$$\newcommand{\mathbbm}[1]{\boldsymbol{\mathbf{#1}}}$$

7.1 Model formulation

Based on the discussion in previous chapters, we can summarise the general ADAM ETS model. It is built upon the conventional model discussed in Section 4.6 but has several significant differences, the most important of which is that it is formulated using lags of components rather than the transition of them over time (this was discussed in Chapter 5.1 for the pure additive model). The general ADAM ETS model is formulated in the following way: \begin{aligned} {y}_{t} = &w(\mathbf{v}_{t-\boldsymbol{l}}) + r(\mathbf{v}_{t-\boldsymbol{l}}) \epsilon_t \\ \mathbf{v}_{t} = &f(\mathbf{v}_{t-\boldsymbol{l}}) + g(\mathbf{v}_{t-\boldsymbol{l}}) \epsilon_t \end{aligned}, \tag{7.1} where $$\mathbf{v}_{t-\boldsymbol{l}}$$ is the vector of lagged components and $$\boldsymbol{l}$$ is the vector of lags, while all the other functions correspond to the ones used in Section 4.6, equation (4.21).

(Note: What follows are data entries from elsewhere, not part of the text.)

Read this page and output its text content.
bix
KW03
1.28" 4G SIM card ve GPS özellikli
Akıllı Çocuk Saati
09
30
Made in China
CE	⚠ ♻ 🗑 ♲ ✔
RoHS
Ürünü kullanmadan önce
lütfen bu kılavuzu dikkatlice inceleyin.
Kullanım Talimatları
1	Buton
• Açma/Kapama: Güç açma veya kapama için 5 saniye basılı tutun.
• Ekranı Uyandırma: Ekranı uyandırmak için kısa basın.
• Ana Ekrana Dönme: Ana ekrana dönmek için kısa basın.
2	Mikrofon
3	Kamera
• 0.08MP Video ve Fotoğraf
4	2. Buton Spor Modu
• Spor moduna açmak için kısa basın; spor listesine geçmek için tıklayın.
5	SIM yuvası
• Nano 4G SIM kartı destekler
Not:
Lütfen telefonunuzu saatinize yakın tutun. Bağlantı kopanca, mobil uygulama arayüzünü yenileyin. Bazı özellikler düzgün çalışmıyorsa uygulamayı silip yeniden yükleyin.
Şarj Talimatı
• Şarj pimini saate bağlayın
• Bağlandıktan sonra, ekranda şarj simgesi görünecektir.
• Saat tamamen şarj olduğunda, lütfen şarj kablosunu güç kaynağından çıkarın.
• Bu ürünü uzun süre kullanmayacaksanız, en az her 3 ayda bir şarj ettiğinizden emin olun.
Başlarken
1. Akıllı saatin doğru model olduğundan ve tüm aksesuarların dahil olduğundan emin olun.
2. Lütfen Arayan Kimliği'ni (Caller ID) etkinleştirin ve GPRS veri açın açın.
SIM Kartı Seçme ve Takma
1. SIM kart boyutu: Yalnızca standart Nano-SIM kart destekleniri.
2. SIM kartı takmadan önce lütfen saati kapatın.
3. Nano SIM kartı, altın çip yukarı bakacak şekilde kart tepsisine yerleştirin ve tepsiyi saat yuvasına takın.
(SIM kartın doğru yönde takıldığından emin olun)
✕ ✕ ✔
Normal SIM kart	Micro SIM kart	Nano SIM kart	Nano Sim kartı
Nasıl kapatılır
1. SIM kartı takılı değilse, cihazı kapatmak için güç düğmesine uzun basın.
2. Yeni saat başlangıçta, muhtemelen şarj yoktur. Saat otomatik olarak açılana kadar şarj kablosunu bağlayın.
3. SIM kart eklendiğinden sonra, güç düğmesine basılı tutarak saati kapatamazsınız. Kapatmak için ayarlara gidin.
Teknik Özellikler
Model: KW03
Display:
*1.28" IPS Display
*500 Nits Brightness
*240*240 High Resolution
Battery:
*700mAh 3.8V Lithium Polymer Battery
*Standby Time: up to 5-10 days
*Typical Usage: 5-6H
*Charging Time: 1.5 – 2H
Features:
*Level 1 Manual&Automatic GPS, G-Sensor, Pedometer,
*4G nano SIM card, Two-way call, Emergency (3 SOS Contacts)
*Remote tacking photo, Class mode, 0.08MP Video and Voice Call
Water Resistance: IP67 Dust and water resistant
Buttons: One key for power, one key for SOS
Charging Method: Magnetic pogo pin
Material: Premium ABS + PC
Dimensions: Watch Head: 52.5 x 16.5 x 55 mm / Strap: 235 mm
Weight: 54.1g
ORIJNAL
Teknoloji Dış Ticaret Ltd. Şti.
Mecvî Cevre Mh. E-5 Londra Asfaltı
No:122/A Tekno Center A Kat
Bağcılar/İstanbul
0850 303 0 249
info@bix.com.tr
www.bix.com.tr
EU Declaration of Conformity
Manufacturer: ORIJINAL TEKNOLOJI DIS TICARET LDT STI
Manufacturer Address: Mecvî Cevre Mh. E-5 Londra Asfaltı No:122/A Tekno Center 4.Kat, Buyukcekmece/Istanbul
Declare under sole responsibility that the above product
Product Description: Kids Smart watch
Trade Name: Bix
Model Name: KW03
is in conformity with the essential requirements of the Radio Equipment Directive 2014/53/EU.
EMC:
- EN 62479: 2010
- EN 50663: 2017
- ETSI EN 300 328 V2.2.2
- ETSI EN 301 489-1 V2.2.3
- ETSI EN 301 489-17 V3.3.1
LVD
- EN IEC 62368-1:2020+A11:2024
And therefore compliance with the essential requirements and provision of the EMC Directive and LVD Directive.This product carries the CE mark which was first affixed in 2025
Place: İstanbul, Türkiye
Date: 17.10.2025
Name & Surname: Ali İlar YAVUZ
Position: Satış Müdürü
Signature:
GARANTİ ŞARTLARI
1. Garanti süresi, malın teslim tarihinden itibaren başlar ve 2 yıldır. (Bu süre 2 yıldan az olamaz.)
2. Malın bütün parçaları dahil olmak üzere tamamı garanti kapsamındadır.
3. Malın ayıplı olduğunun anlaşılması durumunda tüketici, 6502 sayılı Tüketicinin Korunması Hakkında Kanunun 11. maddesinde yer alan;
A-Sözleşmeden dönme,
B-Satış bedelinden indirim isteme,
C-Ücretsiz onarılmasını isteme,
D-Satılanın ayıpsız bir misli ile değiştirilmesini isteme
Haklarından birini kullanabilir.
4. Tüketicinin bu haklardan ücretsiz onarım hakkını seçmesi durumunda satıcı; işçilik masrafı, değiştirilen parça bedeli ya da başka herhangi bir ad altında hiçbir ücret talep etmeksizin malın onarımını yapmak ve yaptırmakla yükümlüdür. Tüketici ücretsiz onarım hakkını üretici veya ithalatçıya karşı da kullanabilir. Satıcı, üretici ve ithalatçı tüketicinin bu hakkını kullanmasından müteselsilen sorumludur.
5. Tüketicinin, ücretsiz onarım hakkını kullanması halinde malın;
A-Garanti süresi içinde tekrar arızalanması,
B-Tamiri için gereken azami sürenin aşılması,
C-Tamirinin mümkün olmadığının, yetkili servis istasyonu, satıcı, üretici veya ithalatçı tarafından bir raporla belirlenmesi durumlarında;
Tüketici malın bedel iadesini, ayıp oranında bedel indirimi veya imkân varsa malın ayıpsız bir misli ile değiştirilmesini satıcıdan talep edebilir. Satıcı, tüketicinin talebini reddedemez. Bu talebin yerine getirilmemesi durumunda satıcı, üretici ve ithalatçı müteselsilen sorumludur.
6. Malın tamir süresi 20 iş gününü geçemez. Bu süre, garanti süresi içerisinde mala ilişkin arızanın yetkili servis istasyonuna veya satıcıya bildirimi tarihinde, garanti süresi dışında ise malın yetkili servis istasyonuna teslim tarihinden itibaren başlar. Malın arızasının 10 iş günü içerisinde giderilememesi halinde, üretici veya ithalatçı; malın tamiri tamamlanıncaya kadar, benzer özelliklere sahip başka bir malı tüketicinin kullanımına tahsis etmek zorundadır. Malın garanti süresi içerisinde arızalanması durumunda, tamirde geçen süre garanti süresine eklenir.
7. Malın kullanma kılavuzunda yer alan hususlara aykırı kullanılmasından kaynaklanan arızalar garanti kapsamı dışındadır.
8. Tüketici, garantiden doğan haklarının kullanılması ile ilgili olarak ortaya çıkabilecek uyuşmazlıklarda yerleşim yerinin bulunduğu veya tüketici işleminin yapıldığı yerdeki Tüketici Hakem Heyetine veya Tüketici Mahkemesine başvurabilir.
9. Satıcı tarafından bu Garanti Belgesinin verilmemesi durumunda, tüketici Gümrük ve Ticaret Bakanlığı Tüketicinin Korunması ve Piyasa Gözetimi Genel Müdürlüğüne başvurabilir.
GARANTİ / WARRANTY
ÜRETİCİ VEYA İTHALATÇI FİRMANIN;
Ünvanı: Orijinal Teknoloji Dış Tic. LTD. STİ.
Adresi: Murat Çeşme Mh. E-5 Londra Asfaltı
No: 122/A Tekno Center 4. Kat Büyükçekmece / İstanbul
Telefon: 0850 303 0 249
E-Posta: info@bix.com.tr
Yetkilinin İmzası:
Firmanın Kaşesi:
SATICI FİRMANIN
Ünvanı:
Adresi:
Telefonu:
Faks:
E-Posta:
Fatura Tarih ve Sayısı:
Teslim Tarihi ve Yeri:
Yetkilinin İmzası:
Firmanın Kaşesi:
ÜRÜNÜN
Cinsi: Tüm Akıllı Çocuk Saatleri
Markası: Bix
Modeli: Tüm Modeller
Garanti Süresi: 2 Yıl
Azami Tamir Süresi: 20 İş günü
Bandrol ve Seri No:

This model form is mainly useful for the formulation, rather than for inference. Not only does it encompass any pure model, it also allows formulating any of the mixed ones. For example, the ETS(M,A,M) will have the following values: \begin{equation*} \begin{aligned} w(\mathbf{v}_{t-\boldsymbol{l}}) = (l_{t-1}+b_{t-1}) s_{t-m}\text{, } & r(\mathbf{v}_{t-\boldsymbol{l}}) = w(\mathbf{v}_{t-\boldsymbol{l}}), \\ f(\mathbf{v}_{t-\boldsymbol{l}}) = \begin{pmatrix} l_{t-1} + b_{t-1} \\ b_{t-1} \\ s_{t-m} \end{pmatrix}\text{, } & g(\mathbf{v}_{t-\boldsymbol{l}}) = \begin{pmatrix} \alpha (l_{t-1} + b_{t-1}) \\ \beta (l_{t-1} + b_{t-1}) \\ \gamma s_{t-m} \end{pmatrix}, \\ \mathbf{v}_{t} = \begin{pmatrix} l_t \\ b_t \\ s_t \end{pmatrix}\text{, } & \boldsymbol{l} = \begin{pmatrix} 1 \\ 1 \\ m \end{pmatrix}, \\ \mathbf{v}_{t-\boldsymbol{l}} = \begin{pmatrix} l_{t-1} \\ b_{t-1} \\ s_{t-m} \end{pmatrix} \end{aligned}. \end{equation*} By inserting these values in (7.1) we will get the classical ETS(M,A,M) model, mentioned in Section 4.2: \begin{aligned} y_{t} = & (l_{t-1} + b_{t-1}) s_{t-m}(1 + \epsilon_t) \\ l_t = & (l_{t-1} + b_{t-1})(1 + \alpha \epsilon_t) \\ b_t = & b_{t-1} + (l_{t-1} + b_{t-1}) \beta \epsilon_t \\ s_t = & s_{t-m} (1 + \gamma \epsilon_t) \end{aligned}. \tag{7.2} The model (7.1) with different values for the functions is the basis of the adam() function from the smooth package. It is used in the C++ code to generate fitted values and/or simulate data from any ETS model.